Beidou is currently centred on the Asia Pacific region but is slated to cover the whole world by 2020.
"The successful launch marks another solid step in building Beidou into a navigation system with global coverage," the satellite launch centre was quoted by Xinhua as saying.
Beidou—named after the Chinese term for the plough or Big Dipper constellation—was announced in 2012, joining the US's GPS, Russia's GLONASS and European Union's Galileo.
It is already used by several Asian countries including Laos, Pakistan and Thailand.
The new satellites will be deployed in "testing a new type of navigation signalling and inter-satellite links" as well as providing , Xinhua said.
The Beidou system is currently used for civilian services such as navigation and messaging, as well as in the transportation and weather forecasting sectors. It also has military applications.
The Beidou system is one of several GPS like systems deployed from various countries around the world.  While the US Global Positioning System was the first and most widely used system, the Russian GLONASS system has been operating for several years as well.  

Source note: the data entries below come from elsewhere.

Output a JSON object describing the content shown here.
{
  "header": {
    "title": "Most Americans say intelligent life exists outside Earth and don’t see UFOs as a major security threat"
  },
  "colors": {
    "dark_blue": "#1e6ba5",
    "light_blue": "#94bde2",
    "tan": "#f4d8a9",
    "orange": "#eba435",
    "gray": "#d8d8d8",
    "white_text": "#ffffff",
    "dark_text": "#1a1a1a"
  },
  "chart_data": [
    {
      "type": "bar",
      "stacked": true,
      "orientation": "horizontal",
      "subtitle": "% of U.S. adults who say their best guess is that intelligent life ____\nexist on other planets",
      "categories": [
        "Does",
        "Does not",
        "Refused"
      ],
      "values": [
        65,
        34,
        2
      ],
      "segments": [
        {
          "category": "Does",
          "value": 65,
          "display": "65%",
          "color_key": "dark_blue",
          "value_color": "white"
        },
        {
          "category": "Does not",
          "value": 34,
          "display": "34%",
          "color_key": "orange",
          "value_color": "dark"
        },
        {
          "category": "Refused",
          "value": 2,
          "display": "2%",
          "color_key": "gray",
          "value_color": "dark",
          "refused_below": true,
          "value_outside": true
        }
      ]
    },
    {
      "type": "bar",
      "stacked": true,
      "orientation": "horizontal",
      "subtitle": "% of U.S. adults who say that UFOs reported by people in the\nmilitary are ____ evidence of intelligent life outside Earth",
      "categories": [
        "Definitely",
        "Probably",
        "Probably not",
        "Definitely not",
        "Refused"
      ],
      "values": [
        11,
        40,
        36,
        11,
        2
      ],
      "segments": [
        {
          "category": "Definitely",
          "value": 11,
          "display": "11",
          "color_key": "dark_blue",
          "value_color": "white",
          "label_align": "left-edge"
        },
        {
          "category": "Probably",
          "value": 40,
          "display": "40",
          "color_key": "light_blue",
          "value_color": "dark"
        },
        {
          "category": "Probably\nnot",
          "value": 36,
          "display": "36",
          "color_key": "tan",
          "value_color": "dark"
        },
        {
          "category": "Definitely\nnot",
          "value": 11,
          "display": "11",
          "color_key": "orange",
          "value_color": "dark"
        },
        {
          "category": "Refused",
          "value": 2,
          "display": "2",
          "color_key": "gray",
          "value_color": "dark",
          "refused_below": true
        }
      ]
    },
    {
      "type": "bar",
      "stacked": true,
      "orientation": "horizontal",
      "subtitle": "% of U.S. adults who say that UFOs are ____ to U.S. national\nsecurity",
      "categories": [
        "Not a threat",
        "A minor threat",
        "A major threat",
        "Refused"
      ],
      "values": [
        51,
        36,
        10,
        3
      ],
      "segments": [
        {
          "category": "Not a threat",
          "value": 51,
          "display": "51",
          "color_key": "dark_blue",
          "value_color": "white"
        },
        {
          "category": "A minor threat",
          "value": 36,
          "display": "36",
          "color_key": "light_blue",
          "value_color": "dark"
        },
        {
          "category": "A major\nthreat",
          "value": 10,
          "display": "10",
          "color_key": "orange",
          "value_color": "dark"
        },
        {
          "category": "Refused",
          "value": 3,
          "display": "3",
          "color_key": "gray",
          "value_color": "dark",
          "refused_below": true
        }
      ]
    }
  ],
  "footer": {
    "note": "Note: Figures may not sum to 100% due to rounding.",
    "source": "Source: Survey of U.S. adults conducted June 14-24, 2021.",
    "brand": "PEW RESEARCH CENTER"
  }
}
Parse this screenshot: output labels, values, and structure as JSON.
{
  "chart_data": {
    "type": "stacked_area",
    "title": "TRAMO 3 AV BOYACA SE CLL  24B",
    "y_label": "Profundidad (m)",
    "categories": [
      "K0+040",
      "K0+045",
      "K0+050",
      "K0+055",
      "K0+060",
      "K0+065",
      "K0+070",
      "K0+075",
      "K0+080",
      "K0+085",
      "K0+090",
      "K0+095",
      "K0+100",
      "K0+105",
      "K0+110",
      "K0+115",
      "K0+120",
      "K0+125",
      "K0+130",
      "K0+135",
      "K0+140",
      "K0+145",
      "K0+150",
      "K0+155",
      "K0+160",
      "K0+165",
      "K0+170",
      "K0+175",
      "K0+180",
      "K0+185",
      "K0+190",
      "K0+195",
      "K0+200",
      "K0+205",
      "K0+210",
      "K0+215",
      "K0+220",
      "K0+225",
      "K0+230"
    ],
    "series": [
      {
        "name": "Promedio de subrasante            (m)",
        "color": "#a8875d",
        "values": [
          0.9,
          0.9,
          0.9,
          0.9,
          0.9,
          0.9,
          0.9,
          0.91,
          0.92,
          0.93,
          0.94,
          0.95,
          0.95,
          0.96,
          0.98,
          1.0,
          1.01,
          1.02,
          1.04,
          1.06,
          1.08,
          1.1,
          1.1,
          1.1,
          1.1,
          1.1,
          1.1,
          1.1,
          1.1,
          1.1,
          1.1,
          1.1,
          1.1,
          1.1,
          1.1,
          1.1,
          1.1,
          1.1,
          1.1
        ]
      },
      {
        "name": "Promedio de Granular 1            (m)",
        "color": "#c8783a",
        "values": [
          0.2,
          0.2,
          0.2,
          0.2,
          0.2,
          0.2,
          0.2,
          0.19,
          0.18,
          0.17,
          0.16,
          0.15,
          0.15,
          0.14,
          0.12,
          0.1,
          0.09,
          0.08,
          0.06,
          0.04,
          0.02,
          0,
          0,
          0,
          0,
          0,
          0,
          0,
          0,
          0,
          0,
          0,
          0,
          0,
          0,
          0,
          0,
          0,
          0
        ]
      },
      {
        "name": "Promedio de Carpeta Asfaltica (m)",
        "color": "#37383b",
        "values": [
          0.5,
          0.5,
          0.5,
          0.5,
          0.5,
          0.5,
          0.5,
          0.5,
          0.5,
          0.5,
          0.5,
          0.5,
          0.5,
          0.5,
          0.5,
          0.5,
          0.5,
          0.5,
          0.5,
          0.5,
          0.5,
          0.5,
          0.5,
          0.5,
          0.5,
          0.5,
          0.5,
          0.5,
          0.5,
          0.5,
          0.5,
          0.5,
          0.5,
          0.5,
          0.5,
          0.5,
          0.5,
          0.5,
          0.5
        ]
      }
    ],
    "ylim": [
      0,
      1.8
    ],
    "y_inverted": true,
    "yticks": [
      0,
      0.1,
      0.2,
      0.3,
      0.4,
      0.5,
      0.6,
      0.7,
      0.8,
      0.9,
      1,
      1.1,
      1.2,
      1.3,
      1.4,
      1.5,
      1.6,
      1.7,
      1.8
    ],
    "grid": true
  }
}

The EU is currently deploying their version called the GALILEO system.  Japan has deployed the Quazi-Zenith Satellite System (QZSS), a regional tracking system which only covers parts of Asia.  India too is deploying a regional navigation satellite system called the (IRNSS).
Tracking devices that use multiple satellite systems have some advantages over individual or dedicated satellite tracking devices, including redundancy and potential higher position accuracy.  Providers such as the Swiss u-blox can provide devices that will use multiple satellite systems in order to provide higher accuracy positioning for items like cell-phones that can allow for greater E911 location services.
Satellite systems have been known to go down for periods of time.  The Russian GLONASS system suffered a system wide outage in 2014.
In spite of the advantages of using multiple systems, out of concern the FCC in 2014 issued a requirement that all multi-constellation receivers certified for U.S. use ensure that non-GPS constellations were properly licensed in the United States, in spite of the fact that many have been in operation for several years prior to the proclamation.  
A typical Chinese GPS jamming device
for use in a vehicle.  They are illegal to
purchase or use in the USA.
Concerns over interference and potential jamming and 'spoofing' of GPS signals has also prompted the US and the EU to begin deployment of eLoran systems in critical locations throughout the world as a backup to GPS location technology.
The eLoran and GPS systems have come full circle as GPS was designed to provide higher precision location throughout the world by replacing antiquated Loran marine location technology.  Now eLoran technology is coming back to potentially rescue the satellite navigation and location technology which has become so critical to daily life throughout the world.